Ethane and propane dehydrogenation over PtIr/Mg(Al)O

• Preparation of supported Pt–Ir catalysts with characterization to confirm composition and alloy formation.
• Pt–Ir, and Pt–Sn catalysts both show superior performance over un-promoted Pt for the use of ethane dehydrogenation.
• DFT calculations over tetrahedral clusters of Pt4, Pt3Ir, and Pt3Sn elucidate experimental trend in activity.
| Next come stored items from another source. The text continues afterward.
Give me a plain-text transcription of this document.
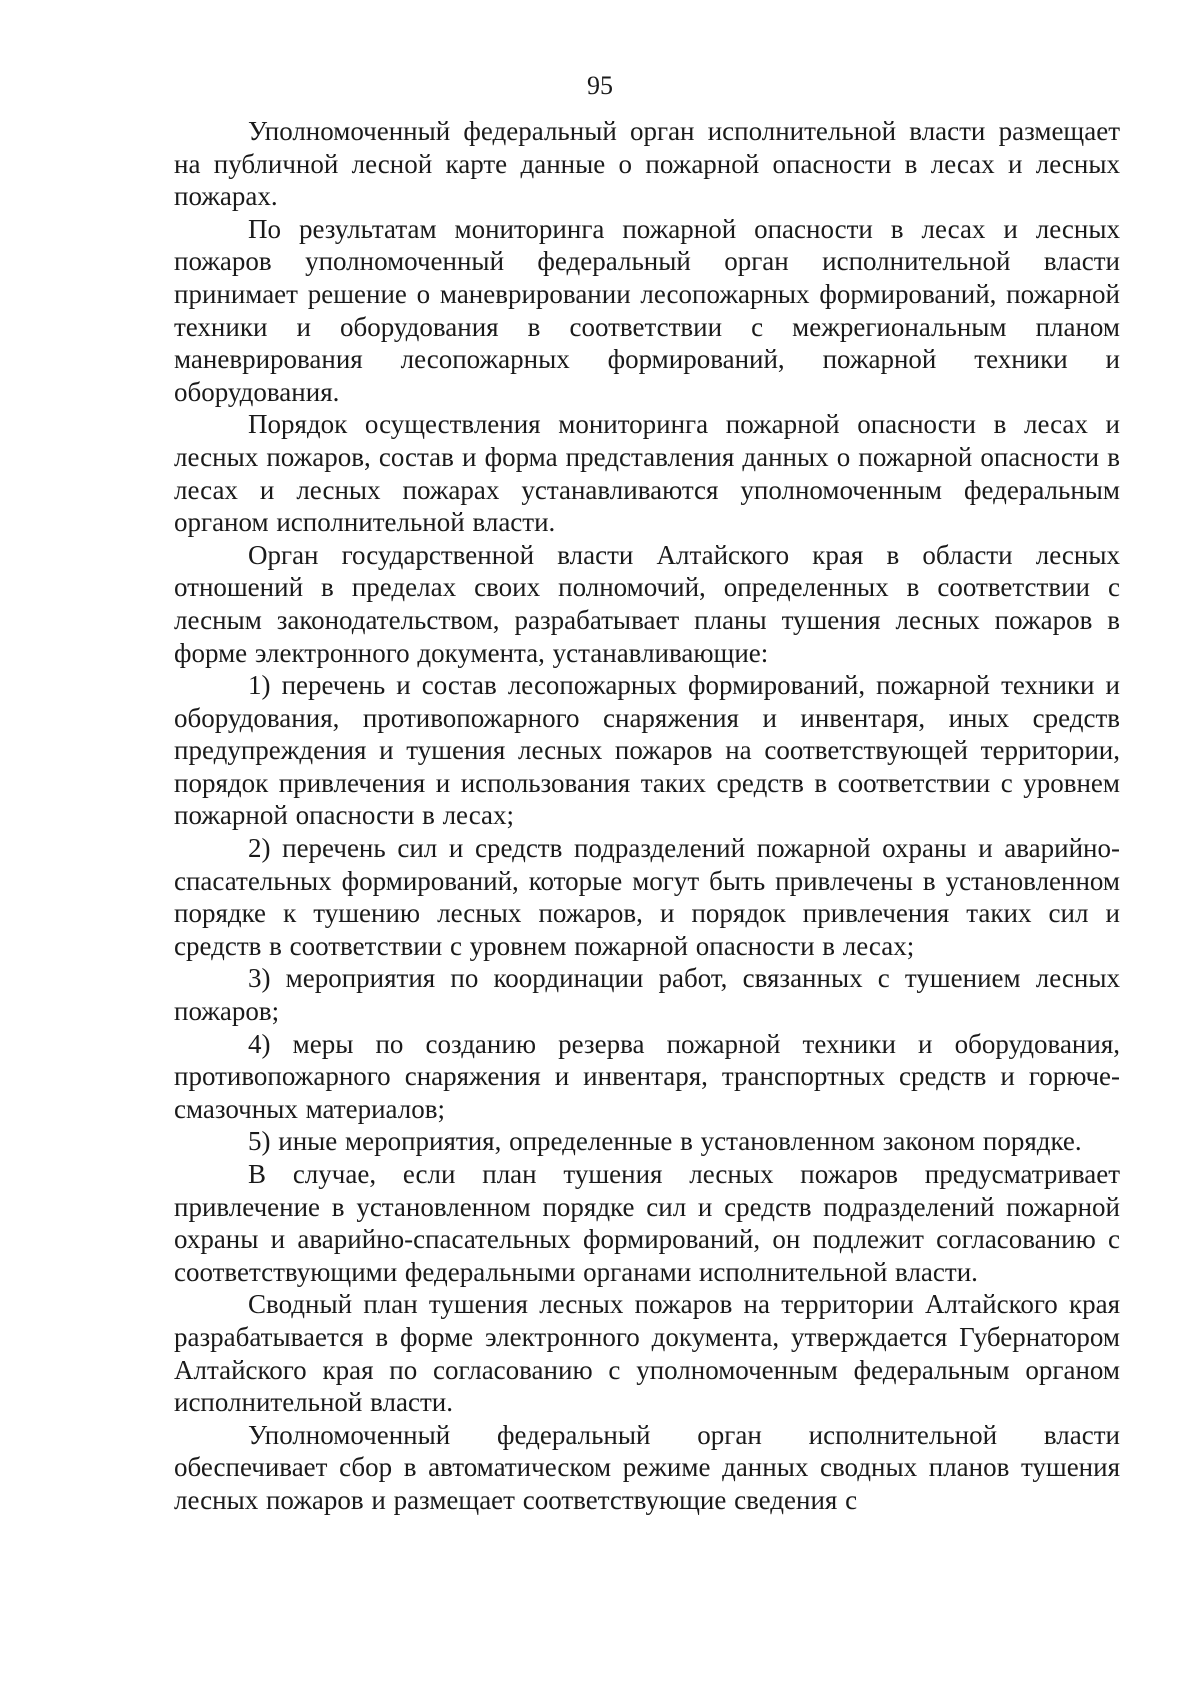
95

Уполномоченный федеральный орган исполнительной власти размещает на публичной лесной карте данные о пожарной опасности в лесах и лесных пожарах.

По результатам мониторинга пожарной опасности в лесах и лесных пожаров уполномоченный федеральный орган исполнительной власти принимает решение о маневрировании лесопожарных формирований, пожарной техники и оборудования в соответствии с межрегиональным планом маневрирования лесопожарных формирований, пожарной техники и оборудования.

Порядок осуществления мониторинга пожарной опасности в лесах и лесных пожаров, состав и форма представления данных о пожарной опасности в лесах и лесных пожарах устанавливаются уполномоченным федеральным органом исполнительной власти.

Орган государственной власти Алтайского края в области лесных отношений в пределах своих полномочий, определенных в соответствии с лесным законодательством, разрабатывает планы тушения лесных пожаров в форме электронного документа, устанавливающие:

1) перечень и состав лесопожарных формирований, пожарной техники и оборудования, противопожарного снаряжения и инвентаря, иных средств предупреждения и тушения лесных пожаров на соответствующей территории, порядок привлечения и использования таких средств в соответствии с уровнем пожарной опасности в лесах;

2) перечень сил и средств подразделений пожарной охраны и аварийно-спасательных формирований, которые могут быть привлечены в установленном порядке к тушению лесных пожаров, и порядок привлечения таких сил и средств в соответствии с уровнем пожарной опасности в лесах;

3) мероприятия по координации работ, связанных с тушением лесных пожаров;

4) меры по созданию резерва пожарной техники и оборудования, противопожарного снаряжения и инвентаря, транспортных средств и горюче-смазочных материалов;

5) иные мероприятия, определенные в установленном законом порядке.

В случае, если план тушения лесных пожаров предусматривает привлечение в установленном порядке сил и средств подразделений пожарной охраны и аварийно-спасательных формирований, он подлежит согласованию с соответствующими федеральными органами исполнительной власти.

Сводный план тушения лесных пожаров на территории Алтайского края разрабатывается в форме электронного документа, утверждается Губернатором Алтайского края по согласованию с уполномоченным федеральным органом исполнительной власти.

Уполномоченный федеральный орган исполнительной власти обеспечивает сбор в автоматическом режиме данных сводных планов тушения лесных пожаров и размещает соответствующие сведения с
Increased demand for light alkenes has motivated research on the catalytic dehydrogenation of the light alkanes and on understanding the role of catalyst composition on the activity, selectivity, and stability of Pt-based catalysts used for this purpose. The present study examines the structure and performance of Pt–Ir catalysts for ethane and propane dehydrogenation, and compares them with the performance of Pt and Pt–Sn catalysts. Nanoparticles of Pt, PtSn, and PtIr were prepared in a colloidal suspension and then dispersed onto calcined hydrotalcite (Mg(Al)O). After characterization to confirm formation of a bimetallic alloy, it was observed that at high conversions, Pt3Ir/Mg(Al)O exhibited lower initial activity than Pt3Sn/Mg(Al)O but greater stability to coke deposition. Intrinsic rate measurements at low feed residence time revealed the following trend in activity: Pt3Sn > Pt3Ir > Pt. DFT calculations carried out on tetrahedral clusters (Pt4, Pt3Ir, Pt3Sn) reveals that this trend in activity can be replicated and Ir is capable of alkane activation, a trait unique to this bimetallic system.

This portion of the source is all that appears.